Title: The Popcorn Essayists: What Movies do to Writers
Editor: Jai Arjun Singh
Publisher: Tranquebar Press
ISBN: 9789380658353
PP: 227 Pages
Price: Rs. 395
Genre: Non-Fiction
Source: Publisher
Rating: 4/5

Thirteen different genre writing and thinking writers all come together to contribute to this collection of essays – as the title suggests, about movies. If you are a film aficionado and also love reading about movies, then this book is sure meant for you. The Popcorn Essayists is a compilation of 13 essays centred around films, the way they are made and how they are perceived by the audience – in this case the writers.

The contributing writers include Manjula Padmanabhan, Manil Suri, Kamila Shamssie, Anjum Hasan, Amitava Kumar, Namita Gokhale, Jai Arjun Singh (the editor of this collection), Musharraf Ali Farooqi, Madhulika Liddle, Sidin Vadukut, Rajoshri Chakraborti, Sumana Roy and Jaishree Misra. The reason I have mentioned all names is for you to understand the variety that this book provides and the themes it touches – from Art House Cinema (as it was termed in the days gone by) to a day in the life of a writer as a Helen Cabaret Dancer to a writer’s experience about watching Satya, this book has it all.

What I loved about the book while reading it was that I immediately wanted to see all the movies recommended by the writers, even if I had seen some of them some time ago, I still wanted a re-viewing and only to understand the essays better.  When a group of writers come together to contribute to any collection, it is so important to see that the ideas merge and the flow is consistent, and it is with this precision that the editor delivers on this book. The writing is crisp and sharp and to the point, without forcing any opinions down the readers’ throat.
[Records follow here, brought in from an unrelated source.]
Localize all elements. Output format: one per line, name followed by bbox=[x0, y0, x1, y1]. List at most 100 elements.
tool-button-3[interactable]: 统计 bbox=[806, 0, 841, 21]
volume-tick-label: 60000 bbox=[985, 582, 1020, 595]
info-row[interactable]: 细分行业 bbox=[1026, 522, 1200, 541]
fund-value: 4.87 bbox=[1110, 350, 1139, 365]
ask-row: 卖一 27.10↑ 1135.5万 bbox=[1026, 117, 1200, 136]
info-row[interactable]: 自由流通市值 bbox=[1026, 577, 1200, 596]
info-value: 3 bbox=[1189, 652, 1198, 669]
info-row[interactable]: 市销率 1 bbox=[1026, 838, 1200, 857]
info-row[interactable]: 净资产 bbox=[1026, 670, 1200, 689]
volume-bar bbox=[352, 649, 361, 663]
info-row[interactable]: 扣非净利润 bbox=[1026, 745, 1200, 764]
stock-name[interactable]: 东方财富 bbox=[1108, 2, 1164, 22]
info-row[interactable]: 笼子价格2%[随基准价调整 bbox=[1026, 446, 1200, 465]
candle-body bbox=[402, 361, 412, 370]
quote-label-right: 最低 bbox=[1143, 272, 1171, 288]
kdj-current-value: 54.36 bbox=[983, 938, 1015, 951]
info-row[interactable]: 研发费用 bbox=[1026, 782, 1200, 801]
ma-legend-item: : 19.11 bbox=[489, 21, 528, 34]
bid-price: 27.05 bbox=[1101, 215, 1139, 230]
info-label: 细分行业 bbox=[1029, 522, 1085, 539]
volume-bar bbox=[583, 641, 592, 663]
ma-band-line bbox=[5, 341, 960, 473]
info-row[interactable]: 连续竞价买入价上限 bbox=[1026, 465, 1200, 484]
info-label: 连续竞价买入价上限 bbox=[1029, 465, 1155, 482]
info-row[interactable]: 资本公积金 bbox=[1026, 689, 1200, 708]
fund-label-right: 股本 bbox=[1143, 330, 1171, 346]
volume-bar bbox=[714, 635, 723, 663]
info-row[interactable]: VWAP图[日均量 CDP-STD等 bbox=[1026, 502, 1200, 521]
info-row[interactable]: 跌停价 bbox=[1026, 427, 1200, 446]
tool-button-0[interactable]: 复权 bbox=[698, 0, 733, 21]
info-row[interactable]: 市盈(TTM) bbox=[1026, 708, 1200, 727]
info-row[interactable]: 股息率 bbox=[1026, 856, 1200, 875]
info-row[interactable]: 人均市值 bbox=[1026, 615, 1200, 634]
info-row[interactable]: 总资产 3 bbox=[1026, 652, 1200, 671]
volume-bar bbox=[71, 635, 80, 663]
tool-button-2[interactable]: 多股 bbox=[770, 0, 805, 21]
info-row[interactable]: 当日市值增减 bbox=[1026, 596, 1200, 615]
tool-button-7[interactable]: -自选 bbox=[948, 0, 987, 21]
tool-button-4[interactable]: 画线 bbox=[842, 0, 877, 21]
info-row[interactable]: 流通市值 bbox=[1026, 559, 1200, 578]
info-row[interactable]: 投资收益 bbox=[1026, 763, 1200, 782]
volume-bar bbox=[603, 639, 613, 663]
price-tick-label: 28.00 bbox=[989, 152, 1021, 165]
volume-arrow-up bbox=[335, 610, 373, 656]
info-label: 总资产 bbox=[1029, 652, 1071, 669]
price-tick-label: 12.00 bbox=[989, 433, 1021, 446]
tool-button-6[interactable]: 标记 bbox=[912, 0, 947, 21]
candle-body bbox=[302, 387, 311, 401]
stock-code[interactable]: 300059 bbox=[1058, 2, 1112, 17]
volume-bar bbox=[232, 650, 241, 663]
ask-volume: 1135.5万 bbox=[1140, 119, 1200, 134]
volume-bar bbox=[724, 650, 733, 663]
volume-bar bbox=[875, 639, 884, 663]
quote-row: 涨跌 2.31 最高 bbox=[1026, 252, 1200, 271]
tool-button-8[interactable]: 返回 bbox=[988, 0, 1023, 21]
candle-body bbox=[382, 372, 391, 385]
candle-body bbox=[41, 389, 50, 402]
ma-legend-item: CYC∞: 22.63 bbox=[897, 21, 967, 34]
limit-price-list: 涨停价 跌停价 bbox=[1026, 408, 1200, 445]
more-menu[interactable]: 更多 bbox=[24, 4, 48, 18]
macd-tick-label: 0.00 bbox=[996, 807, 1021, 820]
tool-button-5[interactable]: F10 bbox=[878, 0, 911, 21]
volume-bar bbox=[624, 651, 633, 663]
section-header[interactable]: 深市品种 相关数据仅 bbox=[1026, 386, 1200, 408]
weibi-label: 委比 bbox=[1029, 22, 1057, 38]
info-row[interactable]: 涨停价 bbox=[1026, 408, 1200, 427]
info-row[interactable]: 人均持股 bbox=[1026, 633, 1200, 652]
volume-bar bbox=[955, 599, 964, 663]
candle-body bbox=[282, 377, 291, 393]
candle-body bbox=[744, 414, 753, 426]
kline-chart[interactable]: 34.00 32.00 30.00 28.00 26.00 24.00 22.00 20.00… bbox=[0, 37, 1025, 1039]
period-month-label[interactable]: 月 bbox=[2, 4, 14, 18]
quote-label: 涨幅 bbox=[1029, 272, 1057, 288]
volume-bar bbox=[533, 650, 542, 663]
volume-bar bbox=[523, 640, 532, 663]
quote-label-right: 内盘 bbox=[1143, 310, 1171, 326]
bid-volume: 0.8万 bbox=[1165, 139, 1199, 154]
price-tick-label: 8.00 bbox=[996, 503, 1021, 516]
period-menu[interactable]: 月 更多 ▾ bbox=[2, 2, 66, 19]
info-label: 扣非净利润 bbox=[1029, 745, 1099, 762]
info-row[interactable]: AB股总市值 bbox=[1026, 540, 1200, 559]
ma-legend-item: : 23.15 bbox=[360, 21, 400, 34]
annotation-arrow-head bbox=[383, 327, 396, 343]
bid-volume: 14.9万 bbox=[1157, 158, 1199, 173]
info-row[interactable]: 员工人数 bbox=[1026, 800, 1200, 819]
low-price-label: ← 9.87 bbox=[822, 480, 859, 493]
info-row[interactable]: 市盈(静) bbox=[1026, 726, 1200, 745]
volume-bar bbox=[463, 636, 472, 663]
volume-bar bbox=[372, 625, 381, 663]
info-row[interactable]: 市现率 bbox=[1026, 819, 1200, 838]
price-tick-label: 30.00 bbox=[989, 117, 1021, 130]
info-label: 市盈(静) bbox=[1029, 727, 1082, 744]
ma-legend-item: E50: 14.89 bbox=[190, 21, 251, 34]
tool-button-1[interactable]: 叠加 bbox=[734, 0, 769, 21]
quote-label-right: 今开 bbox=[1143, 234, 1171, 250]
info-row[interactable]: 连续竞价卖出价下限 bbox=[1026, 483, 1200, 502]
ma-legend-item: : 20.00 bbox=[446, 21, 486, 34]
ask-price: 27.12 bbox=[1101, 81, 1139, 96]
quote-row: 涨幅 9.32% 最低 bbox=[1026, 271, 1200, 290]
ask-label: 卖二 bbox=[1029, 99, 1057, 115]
At some point though some essays do get technical, but I guess that could not have been avoided, considering the topic.

Movies are magic and we are all aware of that fact. The book attempts I think to introduce us to different genres of movies, like I said without sounding condescending or patronizing. It is about the nuances that are noticed while watching a loud Punjabi Masala Movie or at the same time about the experiences of another author while viewing the works of Finland’s Kaurismäki Brothers and their impact and contribution to world cinema.

All in all, The Popcorn Essayists is a book that must be read for the love of cinema or for the joy of reading and in the process, discovering some great cinema.